States and provinces need to forget about ever trying to cut funding to schools for the hearing impaired, people suffering from hearing loss, the deaf, and the learning impaired. The funding really should just be enshrined and guaranteed, forever.

Back in 2016 the provincial government of Ontario tried to cut funding to such schools during the 2016-2017 school year and faced a huge backlash from parents and administrators. Ontario is not alone in this mentality either. There are many states and provinces across the USA and Canada who have given thought to cutting funding to similar programs in their home state or province, some even succeeding despite a backlash.

In 2016 the Ontario government tried to do it and failed. The provincial schools serving deaf/hearing impaired students and those with severe learning disabilities remained open for the 2016-17 school year, with the government backpedaling on their plans to cut funding and close a few of the special schools. Despite the change parents and students still showed up to protest at the Ontario legislature to prove a point: This topic was off limits.

The rally of people that showed up to the protest drew supporters from all across Ontario, a region of Canada covering 1.076 million km², which is three times the size of Germany.

Two years later the then Liberal government of Ontario was kicked out of power. But this isn't about political parties, as the new Conservative Party, led by Doug Ford, went ahead and did the funding cuts to the same programs anyway in December 2018 - despite the backlach, despite lawsuits.

So where the Liberals tried and failed to cut funding to these special schools for children with hearing loss and learning impairment, the Conservatives went ahead and did it anyway. They have not yet closed down the schools, but that plan remains part of Doug Ford's plan to reduce funding costs.

So much for the topic being off limits.

The problem here is that this is a health issue, an education issue, and a human rights issue. Canadians have the right to an education, regardless of whether they suffer from any kind of health problem or learning disability. Normal schools are often not equipped to help students with hearing or learning impairment.

Parents of the affected children need to be organizing themselves if they are to protect the funding to their schools. They need to be launching lawsuits. They need to be protesting. They need to stand up for their rights.

Every parent with an affected child should lodge a human rights complaint of discrimination against the Ontario Minstry of Education “based on the fact that these children have classified learning disabilities” and closing the schools “without any concrete process for educating them in the future” is an injustice.

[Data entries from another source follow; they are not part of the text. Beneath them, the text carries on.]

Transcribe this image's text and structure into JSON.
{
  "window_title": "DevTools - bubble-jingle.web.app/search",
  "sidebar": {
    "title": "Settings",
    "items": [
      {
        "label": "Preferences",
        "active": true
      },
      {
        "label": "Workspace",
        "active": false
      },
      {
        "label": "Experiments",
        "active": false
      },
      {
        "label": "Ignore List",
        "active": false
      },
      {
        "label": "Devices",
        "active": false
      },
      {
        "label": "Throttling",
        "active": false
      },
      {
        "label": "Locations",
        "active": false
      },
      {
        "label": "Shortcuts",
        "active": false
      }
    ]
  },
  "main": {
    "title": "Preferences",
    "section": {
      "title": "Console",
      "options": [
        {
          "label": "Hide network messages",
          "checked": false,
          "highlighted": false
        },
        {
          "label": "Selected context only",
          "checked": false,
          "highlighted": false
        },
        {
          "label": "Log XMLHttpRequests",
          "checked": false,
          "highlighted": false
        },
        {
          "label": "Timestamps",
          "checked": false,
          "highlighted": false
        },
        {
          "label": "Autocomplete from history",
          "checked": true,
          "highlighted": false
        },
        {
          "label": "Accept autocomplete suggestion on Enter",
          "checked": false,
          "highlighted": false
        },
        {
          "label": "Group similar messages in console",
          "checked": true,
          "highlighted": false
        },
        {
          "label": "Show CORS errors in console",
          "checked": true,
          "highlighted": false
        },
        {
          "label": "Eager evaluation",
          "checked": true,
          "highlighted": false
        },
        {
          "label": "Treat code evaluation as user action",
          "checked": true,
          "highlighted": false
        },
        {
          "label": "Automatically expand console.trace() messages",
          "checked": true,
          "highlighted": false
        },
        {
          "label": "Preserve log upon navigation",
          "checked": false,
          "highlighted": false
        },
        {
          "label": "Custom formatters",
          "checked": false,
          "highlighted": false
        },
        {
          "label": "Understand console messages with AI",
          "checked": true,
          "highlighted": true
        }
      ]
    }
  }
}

The school closures the Liberals targeted in 2016 were: Trillium, Amethyst Demonstration school in London, Sagonaska Demonstration School in Belleville, Centre Jules-Léger in Ottawa and Robarts School for the Deaf in London.

So it should not be a surprise if the new government targets the safe schools for closure. The parents of the students at those schools should be concerned and they should be organizing.

Closing the schools, according to Conservative government, would save $100 million.

Back in 2016 Progressive Conservative MPP Todd Smith (Prince Edward-Hastings) said the “desperate” Liberals had to act because “these are programs that work.”

“These schools do change lives and at the end of the day they save the government money at the same time,” said MPP Todd Smith at the time, noting those who have graduated are less of a strain on the social safety net (which in turn saves Ontario money in the long run).

But now that PC government is in power his past comments now seem hypocritical. The funding to the same programs he praised four years ago got cut in December 2018.

The schools effected are now on the chopping block, waiting to be axed.